Gli interessati possono proporre opposizione contro la sentenza davanti al medesimo tribunale che l'ha pronunciata; tuttavia la proposizione dell'opposizione non sospende l'esecuzione della sentenza (art. 9). Anche l'eventuale revoca della dichiarazione dello stato di insolvenza viene pronunciata dal tribunale con sentenza, senza pregiudizio per gli atti compiuti legalmente dagli organi della procedura (art. 10).

L'eventuale sentenza di accoglimento dell'opposizione, qualora questa sia proposta per carenza accertata dei requisiti richiesti dalla legge per l'ammissione alla procedura, non comporta la revoca della dichiarazione dello stato di insolvenza. In tal caso, a seguito del passaggio in giudicato di detta sentenza, il tribunale dispone, mediante decreto, la conversione della procedura nel fallimento, sempre che questo non sia già stato dichiarato (art. 11).

Se il ricorso per la dichiarazione dello stato di insolvenza è respinto, il tribunale provvede con decreto motivato, contro il quale il ricorrente può proporre reclamo alla corte d'appello (art. 12).

In questa prima fase gli organi della procedura sono costituiti dal tribunale (art. 13) che ha effettuato la dichiarazione dello stato di insolvenza, cui è attribuita la competenza a conoscere di tutte le azioni che ne derivano indipendentemente dal valore delle stesse (eccetto le azioni reali immobiliari); dal giudice delegato; e dal commissario giudiziale che, nell'ambito dell'esercizio delle sue funzioni, riveste la qualifica di pubblico ufficiale. Contro gli atti del commissario giudiziale chiunque abbia interesse può proporre reclamo al giudice delegato che decide con decreto motivato.

Gli effetti della sentenza dichiarativa dello stato di insolvenza sono contemplati dall'art. 18 che, tra l'altro, dispone l'inefficacia, rispetto ai creditori, dei pagamenti di debiti precedenti alla dichiarazione eseguiti dall'imprenditore successivamente alla dichiarazione stessa, nell'eventualità in cui questi non siano stati autorizzati dal giudice delegato.

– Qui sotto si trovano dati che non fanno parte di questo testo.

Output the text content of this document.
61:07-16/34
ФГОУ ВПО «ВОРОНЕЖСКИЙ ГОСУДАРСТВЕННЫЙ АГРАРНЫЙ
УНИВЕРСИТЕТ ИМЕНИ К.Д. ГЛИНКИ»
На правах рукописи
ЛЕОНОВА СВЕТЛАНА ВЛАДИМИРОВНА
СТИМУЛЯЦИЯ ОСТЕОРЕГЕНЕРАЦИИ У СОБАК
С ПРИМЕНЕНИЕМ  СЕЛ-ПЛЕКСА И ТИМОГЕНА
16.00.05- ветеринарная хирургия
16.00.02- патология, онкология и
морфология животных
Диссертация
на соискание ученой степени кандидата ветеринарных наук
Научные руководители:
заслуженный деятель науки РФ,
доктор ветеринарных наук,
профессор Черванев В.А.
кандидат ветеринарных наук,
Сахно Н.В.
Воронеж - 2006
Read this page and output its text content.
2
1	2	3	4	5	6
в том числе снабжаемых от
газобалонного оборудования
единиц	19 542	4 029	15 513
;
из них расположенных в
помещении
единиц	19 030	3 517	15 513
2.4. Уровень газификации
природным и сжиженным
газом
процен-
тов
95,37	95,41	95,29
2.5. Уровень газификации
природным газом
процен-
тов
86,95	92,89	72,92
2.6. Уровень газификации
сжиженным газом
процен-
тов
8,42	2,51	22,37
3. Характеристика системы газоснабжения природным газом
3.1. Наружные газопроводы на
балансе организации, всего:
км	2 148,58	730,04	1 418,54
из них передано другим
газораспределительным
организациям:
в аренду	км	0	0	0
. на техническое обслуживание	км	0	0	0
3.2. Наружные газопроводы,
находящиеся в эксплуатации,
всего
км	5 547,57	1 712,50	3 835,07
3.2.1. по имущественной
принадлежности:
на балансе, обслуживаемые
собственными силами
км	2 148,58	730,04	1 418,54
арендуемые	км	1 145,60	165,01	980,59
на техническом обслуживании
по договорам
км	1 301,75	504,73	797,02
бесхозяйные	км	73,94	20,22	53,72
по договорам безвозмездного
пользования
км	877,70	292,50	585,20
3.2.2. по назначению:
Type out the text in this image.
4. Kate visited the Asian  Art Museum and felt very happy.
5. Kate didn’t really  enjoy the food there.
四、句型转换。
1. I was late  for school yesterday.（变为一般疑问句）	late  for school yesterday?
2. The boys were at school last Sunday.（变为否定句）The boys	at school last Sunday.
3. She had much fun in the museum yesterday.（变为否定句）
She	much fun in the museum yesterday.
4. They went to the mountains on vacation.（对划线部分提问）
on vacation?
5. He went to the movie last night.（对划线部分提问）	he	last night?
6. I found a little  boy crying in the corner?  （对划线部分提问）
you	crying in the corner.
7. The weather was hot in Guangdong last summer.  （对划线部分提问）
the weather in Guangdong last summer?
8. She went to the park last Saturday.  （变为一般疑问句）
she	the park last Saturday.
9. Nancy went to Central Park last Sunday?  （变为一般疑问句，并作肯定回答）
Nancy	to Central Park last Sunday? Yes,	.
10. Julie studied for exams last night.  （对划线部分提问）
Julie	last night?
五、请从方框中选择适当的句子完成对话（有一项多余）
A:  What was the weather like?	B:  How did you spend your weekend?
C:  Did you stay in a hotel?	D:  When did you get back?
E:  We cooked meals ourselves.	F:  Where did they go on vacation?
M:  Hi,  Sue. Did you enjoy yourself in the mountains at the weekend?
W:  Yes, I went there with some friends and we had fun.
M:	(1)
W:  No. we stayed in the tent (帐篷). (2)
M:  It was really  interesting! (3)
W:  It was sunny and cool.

Il tribunale, qualora con la sentenza dichiarativa dello stato di insolvenza non abbia disposto l'affidamento della gestione dell'impresa al commissario giudiziale, può provvedervi anche successivamente, mediante decreto di cui è prevista l'iscrizione nel registro delle imprese. II commissario è tenuto a rendere conto della propria gestione secondo le norme della legge fallimentare (art. 19) e deve comunicare ai creditori e ai terzi vantanti diritti reali immobiliari su beni in possesso dell'imprenditore insolvente il termine entro cui debbono essere presentate le rispettive domande, nonché le disposizioni contenute nella sentenza dichiarativa concernenti l'accertamento dello stato passivo (art. 22). I crediti sorti a seguito della continuazione dell'esercizio dell'impresa e della gestione del patrimonio del debitore successivamente alla dichiarazione, sono soddisfatti in prededuzione secondo le disposizioni dell'art. 111, comma 1, n. 1) della legge fallimentare (art. 20).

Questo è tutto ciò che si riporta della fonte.